Florida Passes New COVID-19 Liability Protections: What Does this Mean for Business Owners?


Florida has enacted new COVID-19 liability protections for businesses. On March 29, 2021, Governor Ron DeSantis signed the bill into law. The law was passed to reduce the threat of unknown liability "in the wake of a pandemic that has already left many of these businesses, entities and institutions vulnerable."


The law requires plaintiffs in COVID-19 related civil actions to plead their complaint with particularity and submit an affidavit (at the same time the complaint is filed) signed by a physician that attests the plaintiff's COVID-19 related damages, injury, or death occurred as a result of the defendant's acts or omissions. If the plaintiff cannot meet these conditions, the lawsuit must be dismissed without prejudice. If the court decides the lawsuit can proceed, then the plaintiff must show that the defendant failed to make a good faith effort to substantially comply with authoritative or controlling government issued health standards or guidance at the time the claim accrued. Even if so, the plaintiff must prove the defendant's acts or omissions constituted gross negligence by clear and convincing evidence.


The law also creates separate protections for health care providers. Likewise, the plaintiff in a COVID-19 related action against a health care provider must allege the claim with particularity. However, a physician's affidavit is not required. Under the portion of the new law addressing healthcare providers, a COVID-19 related claim means the following:


· Diagnosis or treatment, or failure to diagnose or treat, an individual for COVID-19;

· Provision of any “novel” or “experimental” COVID-19-related treatment;

· Transmission of COVID-19 to an individual;

· Where a healthcare provider delays or cancels a surgery, medical procedure, test, or appointment based on the provider’s interpretation or application of government health standards or guidance related to COVID-19;

· An act or omission regarding an emergency medical condition which was the result of a lack of resources directly caused by the pandemic; and

· Provision of treatment to a patient diagnosed with COVID-19 whose injuries were directly related to an exacerbation of the individual’s preexisting conditions by COVID-19.

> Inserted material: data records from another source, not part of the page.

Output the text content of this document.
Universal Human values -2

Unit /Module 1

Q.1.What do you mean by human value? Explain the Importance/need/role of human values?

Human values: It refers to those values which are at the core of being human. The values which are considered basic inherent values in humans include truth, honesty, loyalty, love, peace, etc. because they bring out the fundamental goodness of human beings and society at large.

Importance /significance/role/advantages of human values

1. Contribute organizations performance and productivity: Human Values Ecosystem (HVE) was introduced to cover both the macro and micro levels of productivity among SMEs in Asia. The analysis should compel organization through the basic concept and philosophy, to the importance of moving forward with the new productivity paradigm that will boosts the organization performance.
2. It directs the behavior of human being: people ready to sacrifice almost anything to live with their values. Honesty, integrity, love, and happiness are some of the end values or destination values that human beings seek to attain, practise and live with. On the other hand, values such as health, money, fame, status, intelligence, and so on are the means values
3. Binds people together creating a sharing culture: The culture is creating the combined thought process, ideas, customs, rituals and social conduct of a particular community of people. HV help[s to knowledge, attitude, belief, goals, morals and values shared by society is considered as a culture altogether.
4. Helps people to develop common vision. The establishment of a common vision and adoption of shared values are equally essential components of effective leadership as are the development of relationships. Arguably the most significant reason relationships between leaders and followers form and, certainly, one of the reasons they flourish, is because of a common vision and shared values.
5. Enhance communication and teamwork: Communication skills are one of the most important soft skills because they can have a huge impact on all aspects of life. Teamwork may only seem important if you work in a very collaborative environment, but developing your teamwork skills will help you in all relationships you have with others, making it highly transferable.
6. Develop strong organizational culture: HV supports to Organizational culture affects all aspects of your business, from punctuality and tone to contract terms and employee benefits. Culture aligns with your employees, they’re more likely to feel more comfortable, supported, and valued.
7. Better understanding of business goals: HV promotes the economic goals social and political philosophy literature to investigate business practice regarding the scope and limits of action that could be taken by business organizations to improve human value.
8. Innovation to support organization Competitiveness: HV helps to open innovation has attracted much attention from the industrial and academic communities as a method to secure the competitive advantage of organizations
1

To prevail, the burden is on the plaintiff to prove the health care provider was grossly negligent or engaged in intentional misconduct by the greater weight of the evidence. The law also affords specific affirmative defenses for providers who either substantially complied with government-issued health standards related to COVID-19 or infectious diseases or where substantial compliance with the standards was not possible due to widespread shortages of necessary supplies, equipment, or personnel, and there was not enough time to implement such standards.


Overall, this law provides substantial protections for business owners and places major hurdles on plaintiffs when filing suit for COVID-19 related damages. To help avoid liability, businesses should monitor and comply with all federal, state, and local COVID-19 related guidance and rules, particularly including those published by the Centers for Disease Control and Prevention (CDC) and the federal Occupational Safety and Health Administration (OSHA). Such efforts should be documented, including implementation of written policies and procedures that track CDC and OSHA guidance.